Kaum ein Duo ist so eng mit „The Voice of Germany“ verbunden wie The BossHoss. Sascha Vollmer und Alec Völkel saßen schon 2011 als Coaches auf den roten Stühlen der deutschen Gesangs-Castingshow. Heute touren sie als Band mit ihren Acts zwischen Country, Rock und Pop durch die Welt. Die große Frage bleibt. Kommen die Cowboys zurück auf die roten Stühle?
The BossHoss: „Wir waren in der Geburtsstunde dabei“
2007 startete die Show als frischer Gegenentwurf zu DSDS und Popstars. Blind Auditions statt Show-Eklat, Musik statt Drama. Für BossHoss ein Volltreffer, denn der Effekt war gewaltig. Die Band wurde zum TV-Liebling. „Das hat uns natürlich unfassbare Türen geöffnet. Wir wurden von einem Geheimtipp zu einem absoluten Mainstream-Act“, erinnert sich Alec im Gespräch mit dem KURIER. In der Spitze schauten rund 3,5 Millionen Menschen pro Abend zu. Für die Musiker ein echter Karriereschub.

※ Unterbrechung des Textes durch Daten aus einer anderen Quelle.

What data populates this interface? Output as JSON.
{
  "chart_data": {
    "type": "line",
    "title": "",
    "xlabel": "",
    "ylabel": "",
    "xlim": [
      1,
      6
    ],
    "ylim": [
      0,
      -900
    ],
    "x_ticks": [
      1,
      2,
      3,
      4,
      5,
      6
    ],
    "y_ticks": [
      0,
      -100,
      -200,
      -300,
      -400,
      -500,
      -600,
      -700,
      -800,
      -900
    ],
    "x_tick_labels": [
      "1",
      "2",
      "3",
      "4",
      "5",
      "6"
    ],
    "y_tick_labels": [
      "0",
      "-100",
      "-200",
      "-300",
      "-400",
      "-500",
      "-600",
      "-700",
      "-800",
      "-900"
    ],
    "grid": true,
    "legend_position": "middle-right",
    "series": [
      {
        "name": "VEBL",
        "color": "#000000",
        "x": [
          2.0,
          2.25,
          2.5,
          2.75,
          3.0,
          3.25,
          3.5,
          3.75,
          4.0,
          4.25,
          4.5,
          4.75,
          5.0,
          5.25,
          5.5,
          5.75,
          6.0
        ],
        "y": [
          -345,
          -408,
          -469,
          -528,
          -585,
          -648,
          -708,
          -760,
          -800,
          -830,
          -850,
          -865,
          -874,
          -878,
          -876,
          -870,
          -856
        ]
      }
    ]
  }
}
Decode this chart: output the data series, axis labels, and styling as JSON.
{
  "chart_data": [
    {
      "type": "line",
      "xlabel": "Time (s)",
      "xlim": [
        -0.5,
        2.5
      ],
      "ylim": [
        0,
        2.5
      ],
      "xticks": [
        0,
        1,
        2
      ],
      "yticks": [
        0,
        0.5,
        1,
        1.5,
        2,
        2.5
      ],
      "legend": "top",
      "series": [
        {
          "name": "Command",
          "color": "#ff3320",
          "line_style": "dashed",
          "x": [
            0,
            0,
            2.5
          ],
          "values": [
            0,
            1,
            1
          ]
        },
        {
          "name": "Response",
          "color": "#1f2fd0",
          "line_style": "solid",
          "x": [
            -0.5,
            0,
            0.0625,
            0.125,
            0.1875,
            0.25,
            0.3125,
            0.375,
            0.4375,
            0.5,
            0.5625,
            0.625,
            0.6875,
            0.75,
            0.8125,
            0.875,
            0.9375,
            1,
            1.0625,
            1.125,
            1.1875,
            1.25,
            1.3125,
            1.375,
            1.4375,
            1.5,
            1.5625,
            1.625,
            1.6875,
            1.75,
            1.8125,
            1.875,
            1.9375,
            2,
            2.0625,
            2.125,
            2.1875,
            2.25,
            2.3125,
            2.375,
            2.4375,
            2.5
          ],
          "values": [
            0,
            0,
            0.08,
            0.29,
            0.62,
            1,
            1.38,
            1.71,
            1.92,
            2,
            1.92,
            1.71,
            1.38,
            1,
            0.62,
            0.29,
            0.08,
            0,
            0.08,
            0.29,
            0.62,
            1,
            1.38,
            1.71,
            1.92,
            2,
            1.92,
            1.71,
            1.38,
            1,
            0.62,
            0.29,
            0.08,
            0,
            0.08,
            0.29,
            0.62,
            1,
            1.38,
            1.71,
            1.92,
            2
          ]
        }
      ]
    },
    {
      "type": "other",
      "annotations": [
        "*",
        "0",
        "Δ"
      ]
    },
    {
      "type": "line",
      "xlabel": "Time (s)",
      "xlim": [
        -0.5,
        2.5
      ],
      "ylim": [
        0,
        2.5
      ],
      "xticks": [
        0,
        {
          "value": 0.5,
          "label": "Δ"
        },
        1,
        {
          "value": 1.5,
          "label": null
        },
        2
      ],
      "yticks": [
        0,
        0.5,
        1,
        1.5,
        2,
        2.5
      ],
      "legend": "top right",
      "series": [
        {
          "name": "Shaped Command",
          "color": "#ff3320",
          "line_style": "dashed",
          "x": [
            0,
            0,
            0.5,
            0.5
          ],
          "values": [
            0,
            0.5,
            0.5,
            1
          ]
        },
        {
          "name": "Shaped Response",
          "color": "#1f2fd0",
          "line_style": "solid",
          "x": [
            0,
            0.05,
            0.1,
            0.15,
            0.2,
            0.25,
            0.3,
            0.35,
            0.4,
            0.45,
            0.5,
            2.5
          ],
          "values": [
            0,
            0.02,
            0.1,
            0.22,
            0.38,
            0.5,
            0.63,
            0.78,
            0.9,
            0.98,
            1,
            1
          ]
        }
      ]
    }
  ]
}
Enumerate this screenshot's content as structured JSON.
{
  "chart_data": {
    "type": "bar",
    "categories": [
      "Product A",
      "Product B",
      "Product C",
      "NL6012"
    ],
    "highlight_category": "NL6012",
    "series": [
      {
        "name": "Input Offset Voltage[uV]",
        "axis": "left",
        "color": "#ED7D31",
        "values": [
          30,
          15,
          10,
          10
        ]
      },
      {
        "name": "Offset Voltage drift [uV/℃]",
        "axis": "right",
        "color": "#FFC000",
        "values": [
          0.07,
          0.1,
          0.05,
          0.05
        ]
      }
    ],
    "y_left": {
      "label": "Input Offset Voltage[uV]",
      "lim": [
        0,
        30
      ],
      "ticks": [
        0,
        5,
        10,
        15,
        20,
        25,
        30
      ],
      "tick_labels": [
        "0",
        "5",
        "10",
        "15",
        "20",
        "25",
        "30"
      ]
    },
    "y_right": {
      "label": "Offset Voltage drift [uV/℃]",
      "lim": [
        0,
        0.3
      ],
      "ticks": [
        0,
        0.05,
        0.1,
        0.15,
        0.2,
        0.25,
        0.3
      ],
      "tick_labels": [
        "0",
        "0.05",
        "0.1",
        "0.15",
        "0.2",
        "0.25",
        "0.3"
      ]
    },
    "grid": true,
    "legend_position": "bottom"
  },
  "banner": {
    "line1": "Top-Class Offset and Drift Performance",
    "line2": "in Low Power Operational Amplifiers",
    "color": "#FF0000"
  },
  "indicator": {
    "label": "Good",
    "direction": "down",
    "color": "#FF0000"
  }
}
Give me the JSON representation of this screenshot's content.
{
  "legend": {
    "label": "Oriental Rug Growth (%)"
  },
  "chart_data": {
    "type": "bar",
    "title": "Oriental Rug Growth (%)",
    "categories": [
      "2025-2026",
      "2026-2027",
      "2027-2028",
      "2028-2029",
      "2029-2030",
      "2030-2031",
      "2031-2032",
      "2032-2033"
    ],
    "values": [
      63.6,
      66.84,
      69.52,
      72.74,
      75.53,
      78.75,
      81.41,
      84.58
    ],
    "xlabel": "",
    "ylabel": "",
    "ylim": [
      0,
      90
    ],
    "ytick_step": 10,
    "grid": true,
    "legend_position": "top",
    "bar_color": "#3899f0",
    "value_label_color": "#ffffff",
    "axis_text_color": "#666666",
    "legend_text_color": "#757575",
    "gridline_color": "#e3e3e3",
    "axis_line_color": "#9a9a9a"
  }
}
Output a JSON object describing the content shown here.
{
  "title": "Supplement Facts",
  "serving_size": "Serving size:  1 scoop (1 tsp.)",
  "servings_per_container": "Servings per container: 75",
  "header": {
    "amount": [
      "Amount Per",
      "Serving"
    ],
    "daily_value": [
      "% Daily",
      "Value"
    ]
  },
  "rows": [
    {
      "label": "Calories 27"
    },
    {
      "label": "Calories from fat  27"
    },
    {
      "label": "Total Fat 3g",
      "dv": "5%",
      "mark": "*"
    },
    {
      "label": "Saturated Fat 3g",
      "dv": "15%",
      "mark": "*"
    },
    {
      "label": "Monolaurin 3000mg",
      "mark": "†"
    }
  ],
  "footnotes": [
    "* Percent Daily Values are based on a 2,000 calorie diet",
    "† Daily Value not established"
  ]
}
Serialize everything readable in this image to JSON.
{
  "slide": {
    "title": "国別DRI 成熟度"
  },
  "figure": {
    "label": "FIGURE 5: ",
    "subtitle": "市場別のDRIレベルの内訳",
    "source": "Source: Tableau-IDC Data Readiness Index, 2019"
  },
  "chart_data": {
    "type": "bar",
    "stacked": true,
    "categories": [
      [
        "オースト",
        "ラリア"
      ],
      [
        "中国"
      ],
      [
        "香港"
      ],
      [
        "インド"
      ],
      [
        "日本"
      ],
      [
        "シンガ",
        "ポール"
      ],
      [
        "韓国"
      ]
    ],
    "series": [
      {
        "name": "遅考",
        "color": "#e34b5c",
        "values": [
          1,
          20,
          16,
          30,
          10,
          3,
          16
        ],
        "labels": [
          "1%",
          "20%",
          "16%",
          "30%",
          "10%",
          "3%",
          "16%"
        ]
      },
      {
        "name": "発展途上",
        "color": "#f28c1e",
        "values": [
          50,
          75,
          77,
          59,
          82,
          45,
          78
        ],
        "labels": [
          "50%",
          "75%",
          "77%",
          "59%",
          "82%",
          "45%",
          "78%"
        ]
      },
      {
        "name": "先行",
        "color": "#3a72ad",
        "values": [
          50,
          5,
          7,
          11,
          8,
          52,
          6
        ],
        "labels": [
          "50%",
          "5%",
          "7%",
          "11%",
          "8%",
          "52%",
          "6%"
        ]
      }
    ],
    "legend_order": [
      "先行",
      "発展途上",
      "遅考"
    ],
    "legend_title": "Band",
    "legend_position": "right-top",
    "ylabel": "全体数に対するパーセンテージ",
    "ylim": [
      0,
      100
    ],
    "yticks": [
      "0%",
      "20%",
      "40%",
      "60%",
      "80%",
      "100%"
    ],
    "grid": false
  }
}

Aber Coach sein ist mehr als nur im Sessel sitzen. Monate voller Drehs, Proben und Liveshows. „Das ist schon viel Arbeit. Man kann nicht viel parallel und gleichzeitig machen“, erzählt Sascha. Alec ergänzt:
„Also es ist schon sehr intensiv.“
Der Aufwand hat sich gelohnt. Viele Künstler schafften durch die Show den Durchbruch. Alec erinnert sich: „Es sind unfassbare Karrieren entstanden. Das war echt ein Sprungbrett.“ Bis heute treffen sie ehemalige Teilnehmer immer mal wieder. „Die Jungs von Fastboy zum Beispiel“, erzählt Alec.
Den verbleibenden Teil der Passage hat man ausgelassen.